AP Calculus AB

The Fundamental Theorem of Calculus links the concept of differentiation and integration, stating that if F is an antiderivative of f on an interval [a, b], then ∫_a^b f(x) dx = F(b) - F(a).

A derivative represents the rate of change of a function with respect to a variable. It is defined as the limit of the average rate of change of the function as the interval approaches zero.

An indefinite integral, or antiderivative, of a function f(x) is a function F(x) such that F'(x) = f(x). It is represented as ∫f(x)dx + C, where C is the constant of integration.

A limit is a fundamental concept in calculus that describes the behavior of a function as its argument approaches a particular point. It is used to define continuity, derivatives, and integrals.

A definite integral computes the net area under a curve between two specified limits and results in a numerical value, while an indefinite integral represents a family of functions and includes a constant of integration.

The power rule states that if f(x) = x^n, then the derivative f'(x) = n*x^(n-1), where n is a real number.

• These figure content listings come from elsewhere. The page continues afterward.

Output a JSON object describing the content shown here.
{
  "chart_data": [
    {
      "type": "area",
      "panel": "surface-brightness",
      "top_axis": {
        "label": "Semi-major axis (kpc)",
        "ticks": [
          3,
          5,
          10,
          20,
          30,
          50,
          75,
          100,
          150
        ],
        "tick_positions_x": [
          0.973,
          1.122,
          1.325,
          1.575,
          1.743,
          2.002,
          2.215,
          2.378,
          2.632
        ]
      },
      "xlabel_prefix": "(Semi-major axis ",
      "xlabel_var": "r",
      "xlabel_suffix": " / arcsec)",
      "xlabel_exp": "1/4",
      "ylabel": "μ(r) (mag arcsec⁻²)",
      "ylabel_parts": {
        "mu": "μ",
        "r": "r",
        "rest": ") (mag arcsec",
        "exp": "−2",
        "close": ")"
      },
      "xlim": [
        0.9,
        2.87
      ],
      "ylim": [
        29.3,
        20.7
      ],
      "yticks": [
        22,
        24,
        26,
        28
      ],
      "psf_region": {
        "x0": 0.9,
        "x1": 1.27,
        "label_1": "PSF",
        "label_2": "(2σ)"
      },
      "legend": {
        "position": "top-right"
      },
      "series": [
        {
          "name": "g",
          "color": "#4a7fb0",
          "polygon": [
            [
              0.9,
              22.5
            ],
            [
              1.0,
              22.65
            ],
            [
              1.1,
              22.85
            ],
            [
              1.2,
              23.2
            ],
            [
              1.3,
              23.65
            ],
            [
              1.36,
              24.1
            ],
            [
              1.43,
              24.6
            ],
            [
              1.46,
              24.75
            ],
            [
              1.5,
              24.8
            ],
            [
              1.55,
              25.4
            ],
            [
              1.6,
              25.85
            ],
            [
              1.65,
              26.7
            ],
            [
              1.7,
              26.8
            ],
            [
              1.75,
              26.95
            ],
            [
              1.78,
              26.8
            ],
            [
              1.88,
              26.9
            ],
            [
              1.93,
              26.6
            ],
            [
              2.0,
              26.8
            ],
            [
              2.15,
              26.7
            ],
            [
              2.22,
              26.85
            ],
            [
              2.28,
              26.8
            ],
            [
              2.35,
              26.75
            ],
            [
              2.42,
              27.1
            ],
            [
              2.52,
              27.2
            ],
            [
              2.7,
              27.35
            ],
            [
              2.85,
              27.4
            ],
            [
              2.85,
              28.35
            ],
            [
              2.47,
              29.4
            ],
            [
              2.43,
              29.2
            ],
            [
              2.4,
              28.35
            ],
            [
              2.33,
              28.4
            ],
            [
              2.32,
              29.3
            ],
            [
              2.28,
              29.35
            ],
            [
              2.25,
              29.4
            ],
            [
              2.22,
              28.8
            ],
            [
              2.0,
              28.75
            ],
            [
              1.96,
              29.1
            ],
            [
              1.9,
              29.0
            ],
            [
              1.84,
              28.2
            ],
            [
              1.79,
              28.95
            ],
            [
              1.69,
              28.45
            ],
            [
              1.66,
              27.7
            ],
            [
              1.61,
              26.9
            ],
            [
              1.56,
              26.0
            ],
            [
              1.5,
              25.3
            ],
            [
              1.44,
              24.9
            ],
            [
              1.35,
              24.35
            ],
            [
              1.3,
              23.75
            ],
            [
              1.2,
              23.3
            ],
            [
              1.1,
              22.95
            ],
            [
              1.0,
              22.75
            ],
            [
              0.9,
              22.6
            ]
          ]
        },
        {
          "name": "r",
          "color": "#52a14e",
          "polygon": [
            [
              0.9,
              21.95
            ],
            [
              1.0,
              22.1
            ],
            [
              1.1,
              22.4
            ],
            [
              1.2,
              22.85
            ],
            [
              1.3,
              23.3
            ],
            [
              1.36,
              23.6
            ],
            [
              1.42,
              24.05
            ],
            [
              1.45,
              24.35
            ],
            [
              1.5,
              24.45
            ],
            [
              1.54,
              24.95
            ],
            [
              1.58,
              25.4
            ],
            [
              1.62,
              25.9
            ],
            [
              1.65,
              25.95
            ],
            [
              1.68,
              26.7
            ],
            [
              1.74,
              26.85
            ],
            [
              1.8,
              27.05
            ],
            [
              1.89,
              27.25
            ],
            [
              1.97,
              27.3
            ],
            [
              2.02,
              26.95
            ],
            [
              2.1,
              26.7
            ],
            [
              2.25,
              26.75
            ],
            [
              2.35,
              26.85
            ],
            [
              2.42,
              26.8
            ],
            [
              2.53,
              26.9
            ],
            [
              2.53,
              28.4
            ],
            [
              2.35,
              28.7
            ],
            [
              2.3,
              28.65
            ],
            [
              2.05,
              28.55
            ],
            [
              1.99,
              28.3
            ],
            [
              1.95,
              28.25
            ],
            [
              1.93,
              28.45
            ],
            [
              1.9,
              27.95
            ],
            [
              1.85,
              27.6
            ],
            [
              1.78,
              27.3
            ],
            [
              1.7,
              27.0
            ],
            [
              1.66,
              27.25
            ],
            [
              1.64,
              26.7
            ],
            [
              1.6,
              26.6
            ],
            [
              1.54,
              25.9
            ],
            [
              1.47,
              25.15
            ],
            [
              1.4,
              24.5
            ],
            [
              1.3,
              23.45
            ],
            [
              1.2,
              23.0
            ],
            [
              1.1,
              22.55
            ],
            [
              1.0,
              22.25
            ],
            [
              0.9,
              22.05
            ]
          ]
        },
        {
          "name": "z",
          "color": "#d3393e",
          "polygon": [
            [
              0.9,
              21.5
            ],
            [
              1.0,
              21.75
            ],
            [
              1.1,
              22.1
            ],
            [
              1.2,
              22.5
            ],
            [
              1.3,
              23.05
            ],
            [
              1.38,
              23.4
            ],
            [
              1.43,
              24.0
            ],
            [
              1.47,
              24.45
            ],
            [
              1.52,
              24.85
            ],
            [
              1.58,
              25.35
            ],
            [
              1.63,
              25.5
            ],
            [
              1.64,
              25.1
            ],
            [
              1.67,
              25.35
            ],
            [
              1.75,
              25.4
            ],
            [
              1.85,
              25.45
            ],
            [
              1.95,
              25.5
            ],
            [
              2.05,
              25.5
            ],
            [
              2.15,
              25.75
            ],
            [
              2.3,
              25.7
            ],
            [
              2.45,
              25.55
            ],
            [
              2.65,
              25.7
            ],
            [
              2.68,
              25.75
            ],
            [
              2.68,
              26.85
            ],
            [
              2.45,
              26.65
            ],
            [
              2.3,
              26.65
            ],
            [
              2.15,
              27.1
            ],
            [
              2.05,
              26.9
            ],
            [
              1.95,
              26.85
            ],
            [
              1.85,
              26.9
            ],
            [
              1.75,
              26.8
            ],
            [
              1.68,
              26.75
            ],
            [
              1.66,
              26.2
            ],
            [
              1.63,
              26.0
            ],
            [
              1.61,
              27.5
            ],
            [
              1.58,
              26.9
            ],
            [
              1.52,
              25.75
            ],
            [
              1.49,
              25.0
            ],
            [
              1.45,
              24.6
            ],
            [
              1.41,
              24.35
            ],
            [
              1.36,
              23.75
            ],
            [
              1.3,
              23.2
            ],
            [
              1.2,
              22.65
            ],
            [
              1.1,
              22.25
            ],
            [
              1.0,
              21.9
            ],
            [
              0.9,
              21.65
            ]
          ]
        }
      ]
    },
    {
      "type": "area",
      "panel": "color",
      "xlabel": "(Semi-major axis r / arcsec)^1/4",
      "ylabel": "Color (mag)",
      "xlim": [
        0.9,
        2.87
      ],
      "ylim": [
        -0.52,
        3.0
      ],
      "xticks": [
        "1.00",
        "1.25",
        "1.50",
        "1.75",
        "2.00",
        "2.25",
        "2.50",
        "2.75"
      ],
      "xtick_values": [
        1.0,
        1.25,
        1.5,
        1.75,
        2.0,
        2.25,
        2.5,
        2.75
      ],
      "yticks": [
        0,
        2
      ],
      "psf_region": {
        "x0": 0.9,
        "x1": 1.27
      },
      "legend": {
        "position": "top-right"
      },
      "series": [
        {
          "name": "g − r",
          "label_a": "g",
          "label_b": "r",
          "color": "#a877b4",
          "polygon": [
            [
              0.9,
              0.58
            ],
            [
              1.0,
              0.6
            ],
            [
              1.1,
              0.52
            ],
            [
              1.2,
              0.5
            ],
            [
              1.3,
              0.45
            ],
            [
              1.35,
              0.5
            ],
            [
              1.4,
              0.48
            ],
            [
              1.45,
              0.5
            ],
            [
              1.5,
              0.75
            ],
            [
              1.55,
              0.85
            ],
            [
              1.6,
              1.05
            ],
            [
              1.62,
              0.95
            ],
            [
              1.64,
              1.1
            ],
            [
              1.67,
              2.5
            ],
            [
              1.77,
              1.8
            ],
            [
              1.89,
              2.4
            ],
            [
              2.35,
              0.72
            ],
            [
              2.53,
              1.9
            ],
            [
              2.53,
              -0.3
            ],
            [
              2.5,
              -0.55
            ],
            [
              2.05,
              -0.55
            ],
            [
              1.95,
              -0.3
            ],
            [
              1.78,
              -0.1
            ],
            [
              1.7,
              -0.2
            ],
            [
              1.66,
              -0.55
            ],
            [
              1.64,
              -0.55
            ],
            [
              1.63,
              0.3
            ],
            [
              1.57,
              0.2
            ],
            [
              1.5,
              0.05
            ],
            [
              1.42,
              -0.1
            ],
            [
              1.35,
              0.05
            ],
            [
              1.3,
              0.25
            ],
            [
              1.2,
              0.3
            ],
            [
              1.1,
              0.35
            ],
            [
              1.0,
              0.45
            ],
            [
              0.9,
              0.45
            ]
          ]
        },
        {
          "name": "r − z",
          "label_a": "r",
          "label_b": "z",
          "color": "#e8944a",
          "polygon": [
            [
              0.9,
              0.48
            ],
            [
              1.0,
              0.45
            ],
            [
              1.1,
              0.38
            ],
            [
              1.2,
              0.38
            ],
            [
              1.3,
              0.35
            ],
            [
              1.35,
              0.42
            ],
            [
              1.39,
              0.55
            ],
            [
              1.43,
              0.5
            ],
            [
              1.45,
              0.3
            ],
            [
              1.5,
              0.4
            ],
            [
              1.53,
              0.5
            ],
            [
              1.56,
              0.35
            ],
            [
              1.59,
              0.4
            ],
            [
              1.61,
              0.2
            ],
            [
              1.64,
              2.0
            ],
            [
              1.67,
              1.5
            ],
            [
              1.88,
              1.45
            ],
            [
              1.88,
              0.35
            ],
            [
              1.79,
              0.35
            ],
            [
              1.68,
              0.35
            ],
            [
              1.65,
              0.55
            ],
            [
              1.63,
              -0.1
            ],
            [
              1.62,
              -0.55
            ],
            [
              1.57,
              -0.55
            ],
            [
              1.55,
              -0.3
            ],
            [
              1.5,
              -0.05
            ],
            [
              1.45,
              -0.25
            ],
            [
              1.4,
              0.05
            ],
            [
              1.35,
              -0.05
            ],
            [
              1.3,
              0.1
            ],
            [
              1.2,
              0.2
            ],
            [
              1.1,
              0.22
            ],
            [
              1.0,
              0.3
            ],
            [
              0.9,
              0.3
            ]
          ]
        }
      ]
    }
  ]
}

The product rule states that if u(x) and v(x) are two differentiable functions, then the derivative of their product is given by (uv)' = u'v + uv'.

The quotient rule states that if u(x) and v(x) are two differentiable functions, then the derivative of their quotient is given by (u/v)' = (u'v - uv')/v^2.

A critical point of a function occurs where its derivative is zero or undefined. Critical points are used to find local maxima and minima.

Concavity refers to the direction in which a function curves. A function is concave up if its second derivative is positive and concave down if its second derivative is negative.